C’est une erreur très délibérée de choisir d’aller en escapade de bateau pour fuir le froid et les normes sanitaires du Canada, tandis que celles et ceux qui vivent sur l’île n’ont pas le luxe de se ruer vers un autre pays pour éviter la pandémie. Encore une fois, l’homme blanc voyage sans se préoccuper du torrent et du pillage qu’il laisse derrière lui. Le mot tourisme devient rapidement un synonyme de colonialisme. 

Choisir qui vit, et qui meurt

Le théoricien Achille Mbembe définit la nécropolitique comme l’exercice du pouvoir sur le contrôle de la mortalité. Il est indéniable qu’aux yeux de l’État, certaines vies peuvent être sacrifiées. Capitalisme et suprématie blanche sont malheureusement des déterminants accrus sur qui a accès à la santé, et qui est exposé à la mort.

Nous vivons tou.te.s cette période monumentale et tragique de l’histoire ensemble, mais il est clair que seule une fraction de la population subit un génocide. L’État fait de son mieux pour échapper à sa responsabilité d’assurer vie et santé à tou.te.s ses citoyen.ne.s peu importe leur capital social et économique.

Classe ouvrière en difficulté

Devrais-je payer mon loyer ou faire des épiceries ? Pourrais-je survivre au chagrin de ne pas pouvoir assister aux funérailles d’un proche ? Travailler à l’extérieur pour payer mes factures et prendre le risque de m’exposer à un virus mortel, est-ce que ça en vaut la peine ? Comment terminer ma journée sachant que demain sera juste un autre jour sans voir ma famille et les êtres qui me sont chers ? Ces questions d’ampleur sont au cœur du quotidien de la majorité de la classe ouvrière, qui s’efforce de survivre à cette pandémie et ses répercussions. 
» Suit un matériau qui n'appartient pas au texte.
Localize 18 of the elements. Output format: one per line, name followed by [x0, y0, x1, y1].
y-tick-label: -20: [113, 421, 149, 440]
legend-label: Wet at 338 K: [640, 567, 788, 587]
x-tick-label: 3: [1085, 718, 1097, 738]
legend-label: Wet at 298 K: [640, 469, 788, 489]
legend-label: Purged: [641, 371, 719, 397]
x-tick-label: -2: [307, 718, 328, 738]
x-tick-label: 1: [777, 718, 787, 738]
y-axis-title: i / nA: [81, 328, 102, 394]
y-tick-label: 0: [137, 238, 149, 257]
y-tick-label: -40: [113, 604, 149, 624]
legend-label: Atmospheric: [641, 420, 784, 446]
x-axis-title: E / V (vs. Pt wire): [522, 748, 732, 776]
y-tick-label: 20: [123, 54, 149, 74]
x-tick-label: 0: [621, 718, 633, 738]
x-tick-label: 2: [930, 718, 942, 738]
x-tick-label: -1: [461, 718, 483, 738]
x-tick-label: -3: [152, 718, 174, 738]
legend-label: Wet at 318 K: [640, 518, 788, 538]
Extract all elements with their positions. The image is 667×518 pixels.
Les travailleur.euses.s de première ligne, les personnes emprisonnées, les travailleur.euse.s du sexe, les travailleur.euse.s à salaire minimum, les personnes âgées, celles et ceux qui vivent dans des quartiers défavorisés, avec des handicaps, ou encore les personnes sans abris n’ont qu’un seul choix : se débrouiller. 
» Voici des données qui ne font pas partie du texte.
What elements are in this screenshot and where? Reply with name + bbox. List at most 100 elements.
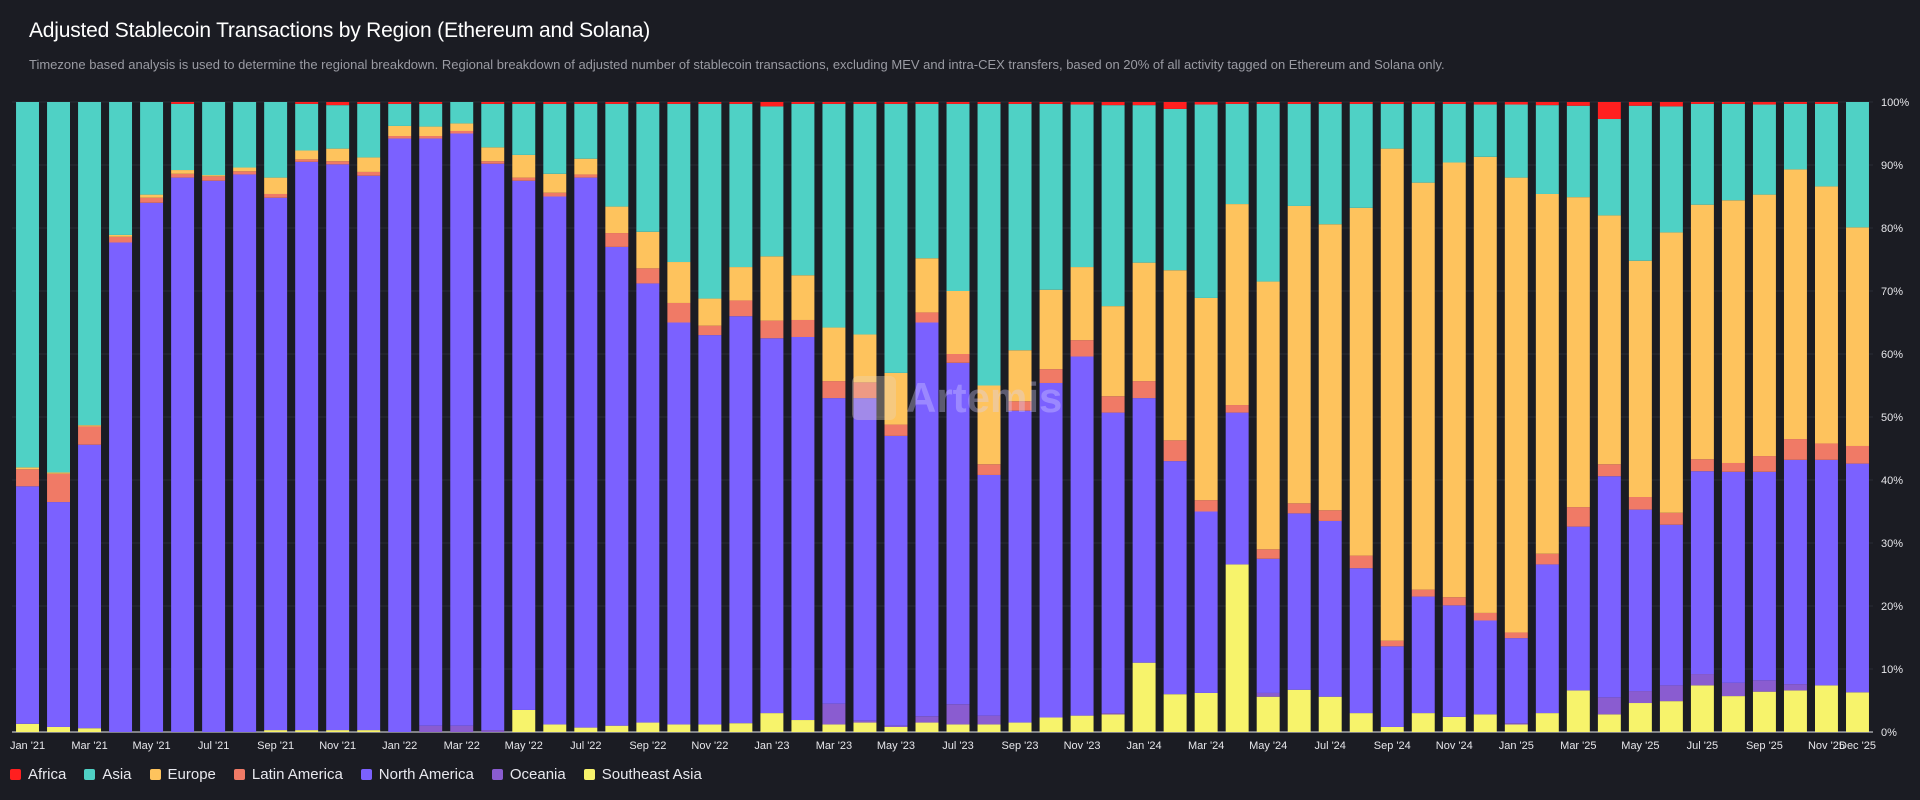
bar-segment-europe[interactable] xyxy=(326,148,350,162)
bar-stack[interactable] xyxy=(1473,102,1497,732)
bar-stack[interactable] xyxy=(543,102,567,732)
bar-segment-europe[interactable] xyxy=(1628,260,1652,498)
bar-segment-southeast-asia[interactable] xyxy=(1380,726,1404,732)
bar-segment-southeast-asia[interactable] xyxy=(326,730,350,732)
bar-stack[interactable] xyxy=(171,102,195,733)
bar-segment-europe[interactable] xyxy=(233,167,257,172)
bar-segment-oceania[interactable] xyxy=(946,704,970,725)
bar-segment-latin-america[interactable] xyxy=(729,300,753,317)
bar-stack[interactable] xyxy=(1225,102,1249,732)
bar-segment-north-america[interactable] xyxy=(233,174,257,732)
bar-segment-latin-america[interactable] xyxy=(47,473,71,503)
bar-segment-asia[interactable] xyxy=(78,102,102,426)
bar-segment-asia[interactable] xyxy=(1814,103,1838,187)
bar-stack[interactable] xyxy=(1163,102,1187,732)
bar-segment-africa[interactable] xyxy=(729,102,753,104)
bar-segment-oceania[interactable] xyxy=(1101,713,1125,715)
bar-segment-africa[interactable] xyxy=(1535,102,1559,106)
bar-segment-europe[interactable] xyxy=(760,256,784,321)
bar-segment-asia[interactable] xyxy=(419,103,443,127)
bar-segment-southeast-asia[interactable] xyxy=(1070,715,1094,732)
bar-stack[interactable] xyxy=(1442,102,1466,732)
bar-segment-north-america[interactable] xyxy=(1659,524,1683,686)
bar-segment-southeast-asia[interactable] xyxy=(1659,701,1683,732)
bar-segment-southeast-asia[interactable] xyxy=(1163,694,1187,732)
bar-segment-africa[interactable] xyxy=(512,102,536,104)
bar-segment-asia[interactable] xyxy=(1287,103,1311,206)
bar-segment-africa[interactable] xyxy=(1659,102,1683,107)
bar-segment-north-america[interactable] xyxy=(1256,558,1280,693)
bar-segment-north-america[interactable] xyxy=(1442,605,1466,717)
bar-segment-southeast-asia[interactable] xyxy=(78,728,102,732)
bar-segment-north-america[interactable] xyxy=(791,336,815,721)
bar-segment-north-america[interactable] xyxy=(1628,509,1652,692)
bar-segment-southeast-asia[interactable] xyxy=(1132,662,1156,732)
bar-segment-europe[interactable] xyxy=(1039,289,1063,370)
bar-segment-latin-america[interactable] xyxy=(698,325,722,336)
bar-segment-latin-america[interactable] xyxy=(1721,462,1745,472)
bar-segment-latin-america[interactable] xyxy=(1287,503,1311,514)
bar-segment-latin-america[interactable] xyxy=(1846,445,1869,464)
bar-stack[interactable] xyxy=(636,102,660,732)
bar-segment-north-america[interactable] xyxy=(1349,568,1373,714)
bar-segment-southeast-asia[interactable] xyxy=(1783,690,1807,732)
bar-segment-north-america[interactable] xyxy=(1721,471,1745,683)
bar-segment-oceania[interactable] xyxy=(1597,697,1621,715)
bar-segment-europe[interactable] xyxy=(1194,297,1218,501)
bar-stack[interactable] xyxy=(574,102,598,732)
bar-stack[interactable] xyxy=(1318,102,1342,732)
bar-segment-europe[interactable] xyxy=(140,194,164,198)
bar-stack[interactable] xyxy=(1597,102,1621,732)
bar-stack[interactable] xyxy=(1287,102,1311,732)
bar-segment-oceania[interactable] xyxy=(853,720,877,723)
bar-stack[interactable] xyxy=(1411,102,1435,732)
bar-stack[interactable] xyxy=(791,102,815,732)
bar-segment-southeast-asia[interactable] xyxy=(1721,696,1745,732)
bar-segment-north-america[interactable] xyxy=(1690,471,1714,675)
bar-segment-latin-america[interactable] xyxy=(109,236,133,243)
bar-segment-asia[interactable] xyxy=(1566,105,1590,198)
bar-stack[interactable] xyxy=(47,102,71,732)
legend-item-latin-america[interactable]: Latin America xyxy=(233,766,343,783)
bar-segment-north-america[interactable] xyxy=(729,316,753,724)
bar-segment-africa[interactable] xyxy=(1256,102,1280,104)
bar-segment-europe[interactable] xyxy=(1101,306,1125,397)
bar-segment-africa[interactable] xyxy=(1194,102,1218,105)
bar-segment-europe[interactable] xyxy=(388,125,412,137)
bar-segment-africa[interactable] xyxy=(1721,102,1745,104)
bar-segment-latin-america[interactable] xyxy=(295,159,319,162)
bar-segment-latin-america[interactable] xyxy=(1442,597,1466,606)
bar-stack[interactable] xyxy=(1132,102,1156,732)
bar-segment-north-america[interactable] xyxy=(481,163,505,731)
bar-segment-north-america[interactable] xyxy=(357,175,381,731)
bar-segment-latin-america[interactable] xyxy=(140,197,164,203)
bar-stack[interactable] xyxy=(946,102,970,732)
bar-segment-oceania[interactable] xyxy=(419,725,443,732)
bar-segment-africa[interactable] xyxy=(1690,102,1714,104)
bar-segment-southeast-asia[interactable] xyxy=(16,723,39,732)
bar-segment-africa[interactable] xyxy=(1101,102,1125,106)
bar-segment-north-america[interactable] xyxy=(1287,513,1311,690)
bar-segment-europe[interactable] xyxy=(1535,193,1559,554)
bar-segment-africa[interactable] xyxy=(1039,102,1063,104)
bar-segment-latin-america[interactable] xyxy=(791,319,815,337)
bar-segment-north-america[interactable] xyxy=(512,180,536,710)
bar-segment-north-america[interactable] xyxy=(140,202,164,733)
bar-segment-europe[interactable] xyxy=(1597,215,1621,465)
bar-segment-africa[interactable] xyxy=(1411,102,1435,104)
bar-segment-north-america[interactable] xyxy=(636,283,660,723)
bar-segment-latin-america[interactable] xyxy=(1597,464,1621,477)
bar-segment-southeast-asia[interactable] xyxy=(1256,696,1280,732)
bar-segment-southeast-asia[interactable] xyxy=(1566,690,1590,732)
bar-segment-north-america[interactable] xyxy=(1008,410,1032,723)
bar-segment-north-america[interactable] xyxy=(388,138,412,733)
bar-segment-southeast-asia[interactable] xyxy=(1628,703,1652,732)
bar-segment-asia[interactable] xyxy=(47,102,71,473)
bar-segment-latin-america[interactable] xyxy=(946,354,970,363)
bar-segment-asia[interactable] xyxy=(698,103,722,299)
bar-segment-asia[interactable] xyxy=(822,103,846,328)
bar-segment-latin-america[interactable] xyxy=(636,268,660,284)
bar-segment-asia[interactable] xyxy=(1132,105,1156,263)
bar-segment-latin-america[interactable] xyxy=(171,173,195,178)
bar-segment-europe[interactable] xyxy=(1380,148,1404,641)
Je pense aux bouffonneries de l’élite, et je m’efforce de faire une prière pour les communautés les plus vulnérables, notamment la communauté noire et les peuples autochtones, pour tou.te.s celles et ceux qui vivent dans les marges de la société et sont à haut risque de succomber aux faillites structurelles de cette pandémie. Il y a une réalité très disproportionnée en ce qui concerne les groupes de personnes les plus à risque de mourir de ce virus, et il est évident que Phillips sait qu’il ne fait pas partie de cette cohorte.

Ce n’est plus un secret pour quiconque que pouvoir, classe, race et revenu déterminent comment se vit cette pandémie. Je supplie donc les figures politiques d’arrêter de prétendre que nous sommes tou.te.s dans le même bateau. Leurs voyages de luxe et leurs escapades tropicales n’ont aucune place dans la situation actuelle. Leurs « erreurs de jugement » sont des mauvaises décisions très délibérées que nous ne pardonnerons pas, et il en va de même pour leur mauvaise gestion de cette pandémie que l’histoire n’oubliera jamais.